Still, Bourdais wasn't totally satisfied.

"It was not perfect," Bourdais said, shrugging. "I made a mistake on every single lap and I brushed the wall on the first (fast) lap. I was probably a little too eager to go fast too early. I touched the curb in the chicane and that pushed the car wide. That was too close."

It was an impressive performance, though, for Bourdais -- who goes into Sunday's 79-lap event leading 2003 champion Paul Tracy by 55 points in the season standings and looking to extend a string of three straight victories. Tracy, who was third on Friday, slipped to fifth in the final round of time trials.

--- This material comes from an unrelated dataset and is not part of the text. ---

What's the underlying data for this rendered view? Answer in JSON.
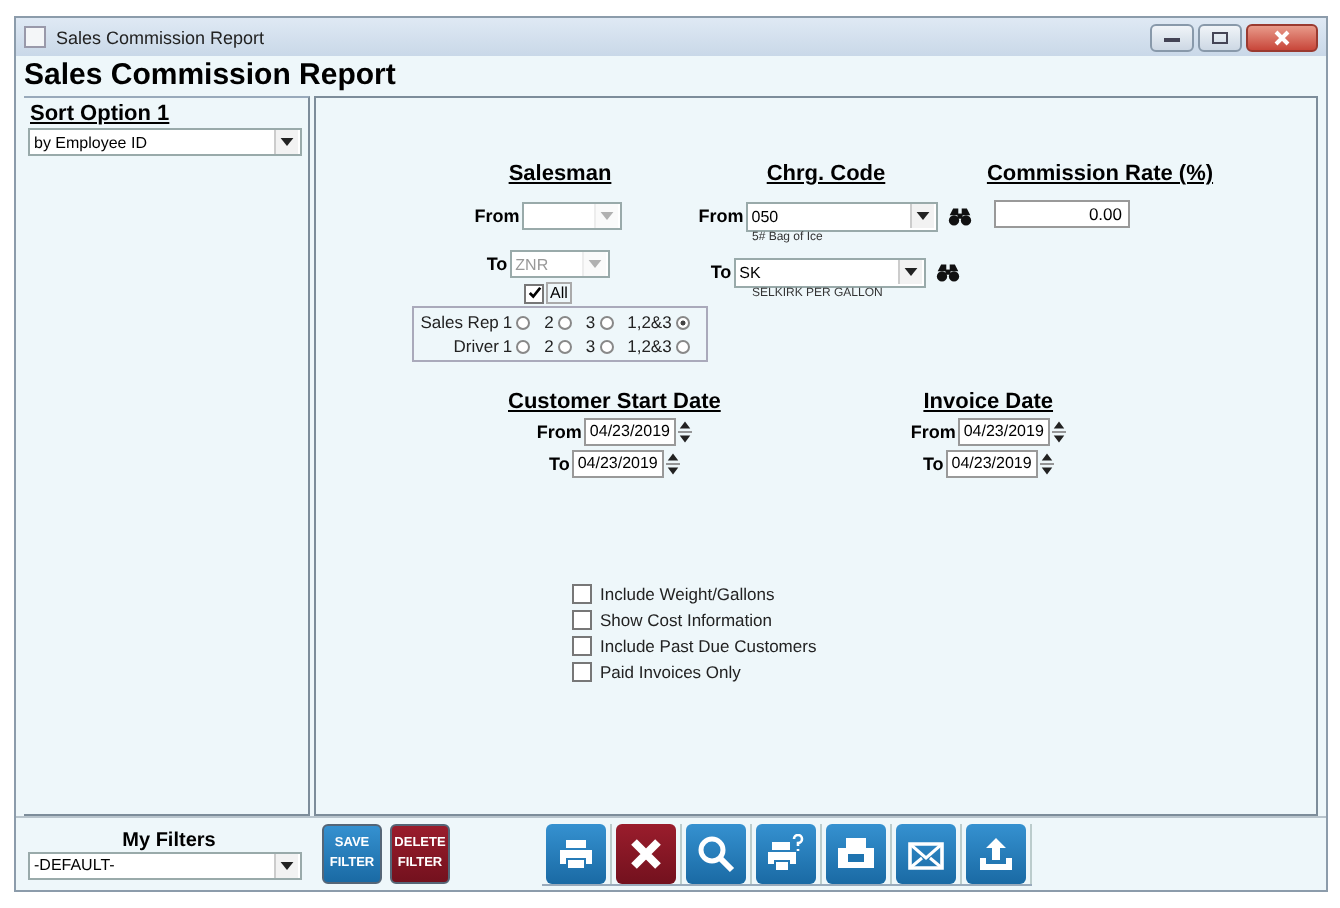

The only real problem for Bourdais is overcoming his short but disappointing history in Montreal.

As a rookie in 2003, he started sixth but had a mechanical failure and finished 19th. Last year, after easily taking the pole, he led 26 laps before then-rookie A.J. Allmendinger hit him from behind and relegated Bourdais to 15th.

Now, after winning his fourth pole of the season and the 17th of his brief Champ Car career, the 26-year-old Bourdais needs to find a way to get to the finish of Sunday's race.

"The race is a different thing," Bourdais said. "We just have to be smart, have a good first lap and take care of the car. It's a long race.

"I know our car was good enough last year for me to win," he added. "We'll see if it's good enough tomorrow. Hopefully, we won't have to deal with a wet track."

Rain was in the forecast for Saturday night and Sunday morning, but the forecast called for clearing skies at race time. The Champ Car drivers have not had to deal with racing on a wet track since a race in 2003 at Road America in Elkhart Lake, Wis.

"Sebastien is obviously very quick," said Servia, who is filling in for the injured Bruno Junqueira. "But anything can happen during the race, especially if it rains."

Servia started the season with Dale Coyne Racing and had finishes of 11th and ninth before moving to Newman/Haas after Junqueira broke his back in a crash during the Indianapolis 500. Since then, he has six finishes of fourth or better, including a pair of seconds, in seven starts.

That has moved the Spaniard to third place in the standings, just 13 points behind Tracy. But Servia is still looking for his first Champ Car win.

"With five races to go, points are very important at this time and we don't want to do anything stupid," he said. "But, if I'm faster than Sebastien, I'll definitely try to find a way to get past him."

RuSport teammates Justin Wilson and Allmendinger were third and fourth on Saturday, but a long way behind Bourdais and Servia.

"Those guys are awfully quick, but we're just pleased to be competitive and to be up front again," Wilson said. "The key to this kind of racing is being able to adjust. It is a long race."